Lots of data and information exist within health and care but there is an ongoing need to convert this into insight, knowledge, and action. AI enables us to enrich traditional approaches by combining data gathered for research purposes with real-world data, generated from services and citizens. However, we need to ensure sourced data is fit for purpose.

AI and enhanced computing capabilities could support decision-making and early intervention by recognising patterns and interpreting insights from complex information. However, for results to make sense and enable us to act, additional data sources are required, and we need to combine the different strengths of AI and humans. AI is not a panacea to resolve all our data challenges and we need to understand its’ strengths but also its weaknesses to ensure it can add real value. Ethical and regulatory guidance on use of AI in healthcare practice is still emergent, presenting us with the challenge and opportunity of leading the way in using AI for good in improving people’s health and wellbeing.

Scotland already has exciting AI-enabled collaborations involving industry, academia, and care practitioners. These projects enable us to better understand the relationship between treatment and social determinants of health and include the further development of machine learning from images captured by the colon capsule pill (SCOTCAP) to aid diagnosis and support the national redesign of outpatient gastroenterology services; the UKRI funded iCAIRD project which is initially exploring clinical decision marking in breast cancer screening; the Right Decision Platform which is using information and AI to support decision making by frontline health and care staff, and enable self-management.

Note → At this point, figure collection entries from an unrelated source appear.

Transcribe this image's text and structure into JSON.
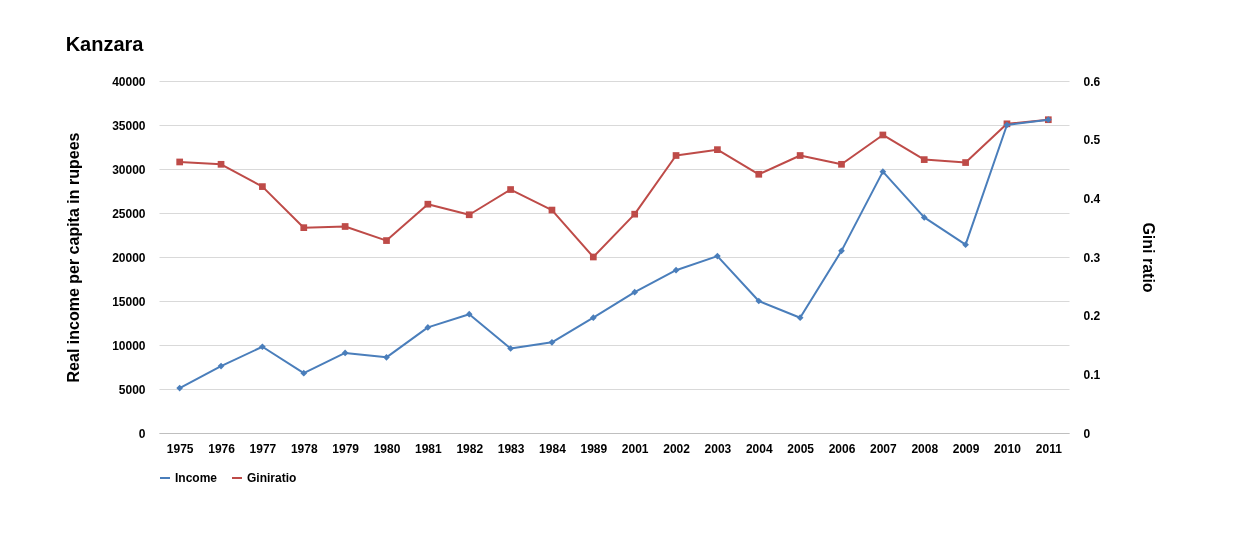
{
  "chart_data": {
    "type": "line",
    "title": "Kanzara",
    "ylabel": "Real income per capita in rupees",
    "y2label": "Gini ratio",
    "categories": [
      "1975",
      "1976",
      "1977",
      "1978",
      "1979",
      "1980",
      "1981",
      "1982",
      "1983",
      "1984",
      "1989",
      "2001",
      "2002",
      "2003",
      "2004",
      "2005",
      "2006",
      "2007",
      "2008",
      "2009",
      "2010",
      "2011"
    ],
    "series": [
      {
        "name": "Income",
        "color": "#4a7ebb",
        "marker": "diamond",
        "values": [
          5100,
          7600,
          9800,
          6800,
          9100,
          8600,
          12000,
          13500,
          9600,
          10300,
          13100,
          16000,
          18500,
          20100,
          15000,
          13100,
          20700,
          29700,
          24500,
          21400,
          35000,
          35600
        ]
      },
      {
        "name": "Giniratio",
        "color": "#be4b48",
        "marker": "square",
        "axis": "y2",
        "values": [
          0.462,
          0.458,
          0.42,
          0.35,
          0.352,
          0.328,
          0.39,
          0.372,
          0.415,
          0.38,
          0.3,
          0.373,
          0.473,
          0.483,
          0.441,
          0.473,
          0.458,
          0.508,
          0.466,
          0.461,
          0.527,
          0.534
        ]
      }
    ],
    "ylim": [
      0,
      40000
    ],
    "yticks": [
      0,
      5000,
      10000,
      15000,
      20000,
      25000,
      30000,
      35000,
      40000
    ],
    "y2lim": [
      0,
      0.6
    ],
    "y2ticks": [
      0,
      0.1,
      0.2,
      0.3,
      0.4,
      0.5,
      0.6
    ],
    "grid": "y",
    "legend": "bottom"
  }
}
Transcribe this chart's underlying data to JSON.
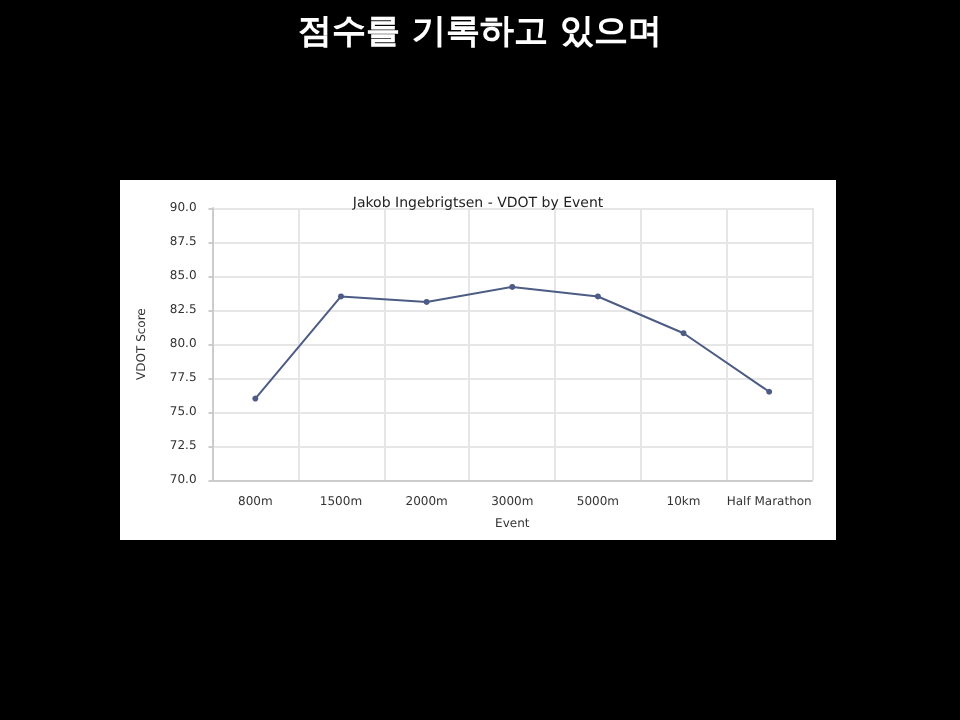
{
  "chart_data": {
    "type": "line",
    "title": "Jakob Ingebrigtsen - VDOT by Event",
    "subtitle": "점수를 기록하고 있으며",
    "xlabel": "Event",
    "ylabel": "VDOT Score",
    "categories": [
      "800m",
      "1500m",
      "2000m",
      "3000m",
      "5000m",
      "10km",
      "Half Marathon"
    ],
    "series": [
      {
        "color": "#4c5c84",
        "values": [
          76.0,
          83.5,
          83.1,
          84.2,
          83.5,
          80.8,
          76.5
        ]
      }
    ],
    "ylim": [
      70,
      90
    ],
    "yticks": [
      {
        "value": 70,
        "label": "70.0"
      },
      {
        "value": 72.5,
        "label": "72.5"
      },
      {
        "value": 75,
        "label": "75.0"
      },
      {
        "value": 77.5,
        "label": "77.5"
      },
      {
        "value": 80,
        "label": "80.0"
      },
      {
        "value": 82.5,
        "label": "82.5"
      },
      {
        "value": 85,
        "label": "85.0"
      },
      {
        "value": 87.5,
        "label": "87.5"
      },
      {
        "value": 90,
        "label": "90.0"
      }
    ],
    "grid": true,
    "marker": "circle",
    "line_style": "solid"
  }
}
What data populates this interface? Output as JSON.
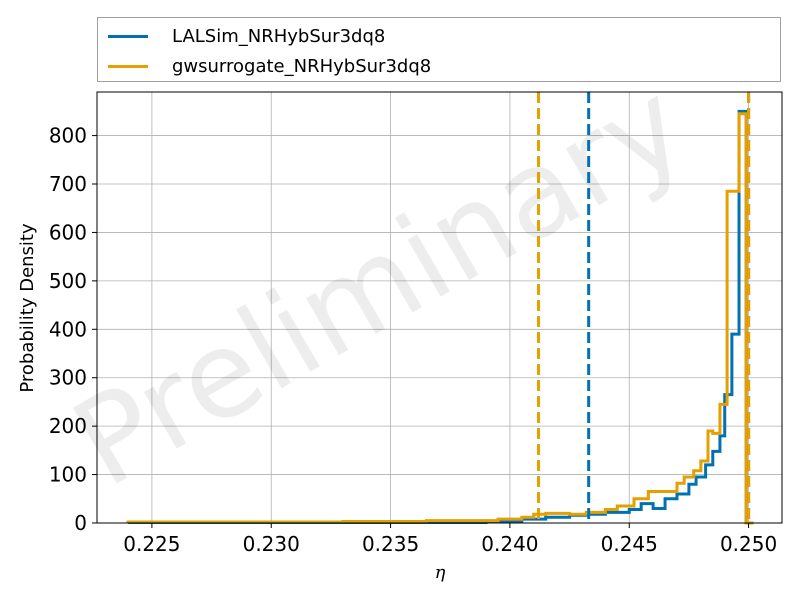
{
  "chart_data": {
    "type": "histogram",
    "title": "",
    "xlabel": "η",
    "ylabel": "Probability Density",
    "xlim": [
      0.2227,
      0.2514
    ],
    "ylim": [
      0,
      890
    ],
    "xticks": [
      0.225,
      0.23,
      0.235,
      0.24,
      0.245,
      0.25
    ],
    "xtick_labels": [
      "0.225",
      "0.230",
      "0.235",
      "0.240",
      "0.245",
      "0.250"
    ],
    "yticks": [
      0,
      100,
      200,
      300,
      400,
      500,
      600,
      700,
      800
    ],
    "ytick_labels": [
      "0",
      "100",
      "200",
      "300",
      "400",
      "500",
      "600",
      "700",
      "800"
    ],
    "grid": true,
    "legend_position": "top",
    "watermark": "Preliminary",
    "series": [
      {
        "name": "LALSim_NRHybSur3dq8",
        "color": "#0072B2",
        "bin_edges": [
          0.224,
          0.239,
          0.2405,
          0.2415,
          0.2425,
          0.2432,
          0.244,
          0.245,
          0.2455,
          0.246,
          0.2465,
          0.247,
          0.2475,
          0.2478,
          0.2482,
          0.2485,
          0.2488,
          0.249,
          0.2493,
          0.2496,
          0.2499,
          0.2502
        ],
        "densities": [
          1,
          3,
          8,
          12,
          16,
          18,
          22,
          28,
          40,
          30,
          50,
          60,
          80,
          95,
          120,
          148,
          180,
          265,
          390,
          850,
          0
        ]
      },
      {
        "name": "gwsurrogate_NRHybSur3dq8",
        "color": "#E69F00",
        "bin_edges": [
          0.224,
          0.233,
          0.2365,
          0.2395,
          0.2405,
          0.241,
          0.2415,
          0.2425,
          0.2432,
          0.244,
          0.2445,
          0.2452,
          0.2458,
          0.247,
          0.2473,
          0.2477,
          0.248,
          0.2483,
          0.2485,
          0.2488,
          0.2491,
          0.2496,
          0.2499,
          0.2502
        ],
        "densities": [
          2,
          3,
          5,
          8,
          12,
          18,
          20,
          18,
          22,
          28,
          35,
          50,
          65,
          82,
          95,
          108,
          128,
          190,
          185,
          245,
          685,
          845,
          0
        ]
      }
    ],
    "vlines": [
      {
        "x": 0.2433,
        "color": "#0072B2",
        "style": "dashed"
      },
      {
        "x": 0.2412,
        "color": "#E69F00",
        "style": "dashed"
      },
      {
        "x": 0.25,
        "color": "#0072B2",
        "style": "dashed"
      },
      {
        "x": 0.25,
        "color": "#E69F00",
        "style": "dashed"
      }
    ]
  }
}
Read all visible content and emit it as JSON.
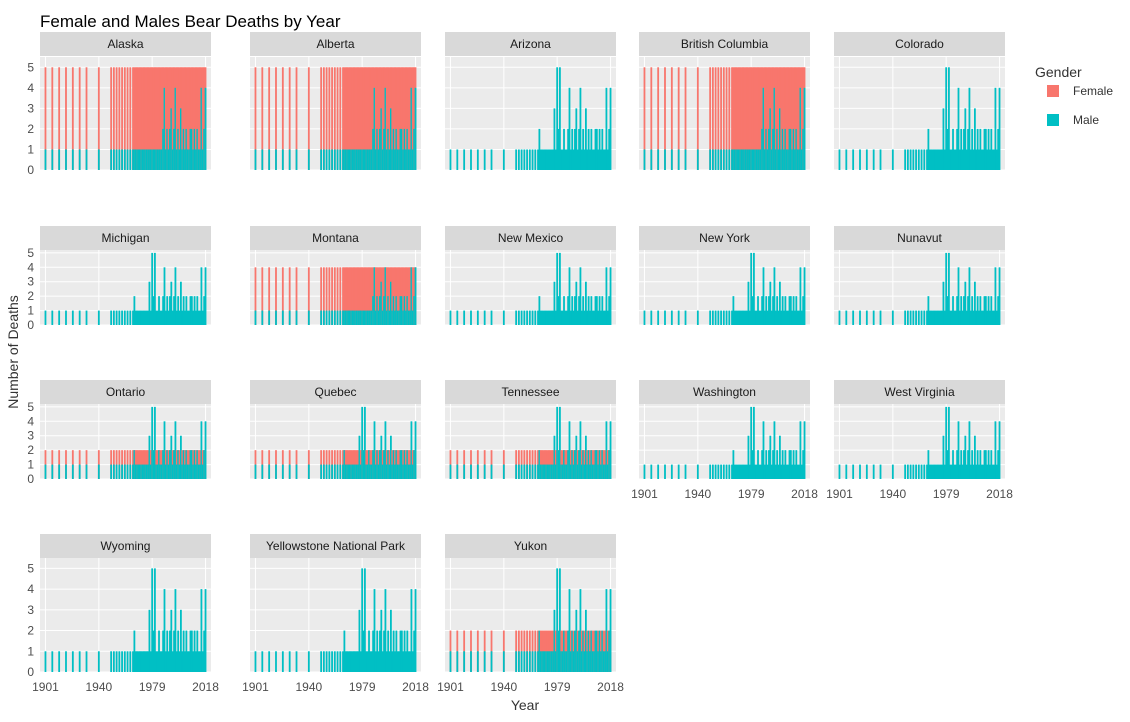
{
  "chart_data": {
    "type": "bar",
    "title": "Female and Males Bear Deaths by Year",
    "xlabel": "Year",
    "ylabel": "Number of Deaths",
    "x_ticks": [
      1901,
      1940,
      1979,
      2018
    ],
    "xlim": [
      1897,
      2022
    ],
    "legend": {
      "title": "Gender",
      "position": "right",
      "entries": [
        {
          "name": "Female",
          "color": "#F8766D"
        },
        {
          "name": "Male",
          "color": "#00BFC4"
        }
      ]
    },
    "colors": {
      "female": "#F8766D",
      "male": "#00BFC4",
      "panel": "#EBEBEB",
      "strip": "#D9D9D9"
    },
    "facet_rows": [
      {
        "ylim": [
          0,
          5.5
        ],
        "ticks": [
          0,
          1,
          2,
          3,
          4,
          5
        ],
        "panels": [
          "Alaska",
          "Alberta",
          "Arizona",
          "British Columbia",
          "Colorado"
        ]
      },
      {
        "ylim": [
          0,
          5.2
        ],
        "ticks": [
          0,
          1,
          2,
          3,
          4,
          5
        ],
        "panels": [
          "Michigan",
          "Montana",
          "New Mexico",
          "New York",
          "Nunavut"
        ]
      },
      {
        "ylim": [
          0,
          5.2
        ],
        "ticks": [
          0,
          1,
          2,
          3,
          4,
          5
        ],
        "panels": [
          "Ontario",
          "Quebec",
          "Tennessee",
          "Washington",
          "West Virginia"
        ]
      },
      {
        "ylim": [
          0,
          5.5
        ],
        "ticks": [
          0,
          1,
          2,
          3,
          4,
          5
        ],
        "panels": [
          "Wyoming",
          "Yellowstone National Park",
          "Yukon"
        ]
      }
    ],
    "male_counts": [
      [
        1901,
        1
      ],
      [
        1906,
        1
      ],
      [
        1911,
        1
      ],
      [
        1916,
        1
      ],
      [
        1921,
        1
      ],
      [
        1926,
        1
      ],
      [
        1931,
        1
      ],
      [
        1940,
        1
      ],
      [
        1949,
        1
      ],
      [
        1951,
        1
      ],
      [
        1953,
        1
      ],
      [
        1955,
        1
      ],
      [
        1957,
        1
      ],
      [
        1959,
        1
      ],
      [
        1961,
        1
      ],
      [
        1963,
        1
      ],
      [
        1965,
        1
      ],
      [
        1966,
        2
      ],
      [
        1967,
        1
      ],
      [
        1968,
        1
      ],
      [
        1969,
        1
      ],
      [
        1970,
        1
      ],
      [
        1971,
        1
      ],
      [
        1972,
        1
      ],
      [
        1973,
        1
      ],
      [
        1974,
        1
      ],
      [
        1975,
        1
      ],
      [
        1976,
        1
      ],
      [
        1977,
        3
      ],
      [
        1978,
        1
      ],
      [
        1979,
        5
      ],
      [
        1980,
        2
      ],
      [
        1981,
        5
      ],
      [
        1982,
        1
      ],
      [
        1983,
        1
      ],
      [
        1984,
        2
      ],
      [
        1985,
        1
      ],
      [
        1986,
        1
      ],
      [
        1987,
        2
      ],
      [
        1988,
        4
      ],
      [
        1989,
        1
      ],
      [
        1990,
        2
      ],
      [
        1991,
        1
      ],
      [
        1992,
        2
      ],
      [
        1993,
        3
      ],
      [
        1994,
        1
      ],
      [
        1995,
        2
      ],
      [
        1996,
        4
      ],
      [
        1997,
        1
      ],
      [
        1998,
        2
      ],
      [
        1999,
        1
      ],
      [
        2000,
        3
      ],
      [
        2001,
        1
      ],
      [
        2002,
        2
      ],
      [
        2003,
        1
      ],
      [
        2004,
        2
      ],
      [
        2005,
        1
      ],
      [
        2006,
        1
      ],
      [
        2007,
        2
      ],
      [
        2008,
        2
      ],
      [
        2009,
        1
      ],
      [
        2010,
        2
      ],
      [
        2011,
        1
      ],
      [
        2012,
        2
      ],
      [
        2013,
        1
      ],
      [
        2014,
        1
      ],
      [
        2015,
        4
      ],
      [
        2016,
        1
      ],
      [
        2017,
        2
      ],
      [
        2018,
        4
      ]
    ],
    "female_totals": {
      "Alaska": 5,
      "Alberta": 5,
      "British Columbia": 5,
      "Montana": 4,
      "Ontario": 2,
      "Quebec": 2,
      "Tennessee": 2,
      "Yukon": 2
    },
    "male_partial_panels": [
      "Alaska",
      "Alberta",
      "British Columbia",
      "Montana"
    ]
  }
}
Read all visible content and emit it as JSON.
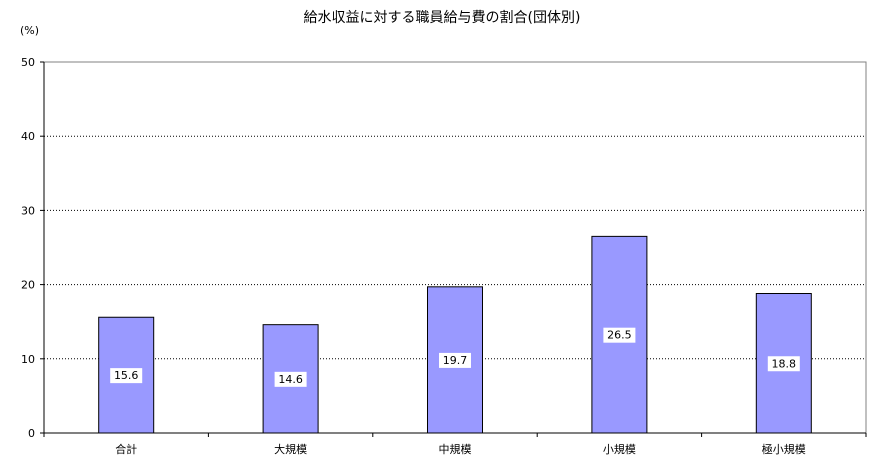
{
  "chart_data": {
    "type": "bar",
    "title": "給水収益に対する職員給与費の割合(団体別)",
    "ylabel": "(%)",
    "xlabel": "",
    "categories": [
      "合計",
      "大規模",
      "中規模",
      "小規模",
      "極小規模"
    ],
    "values": [
      15.6,
      14.6,
      19.7,
      26.5,
      18.8
    ],
    "ylim": [
      0,
      50
    ],
    "yticks": [
      0,
      10,
      20,
      30,
      40,
      50
    ],
    "grid": true,
    "grid_style": "dotted",
    "bar_color": "#9999ff",
    "data_labels": true
  }
}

The development of AI enabled services shines an uncomfortable spotlight on areas of bias, stereotyping and prejudices that continue to be a negative aspect of human behaviour. To avoid bias being exponentially magnified by AI, trusted, safe and ethical solutions need developed and approaches to generating and collating real-world data need to be reviewed. This requires co-design and collaborative methodologies involving care practitioners and citizens with lived experience to harness the power of AI for social good.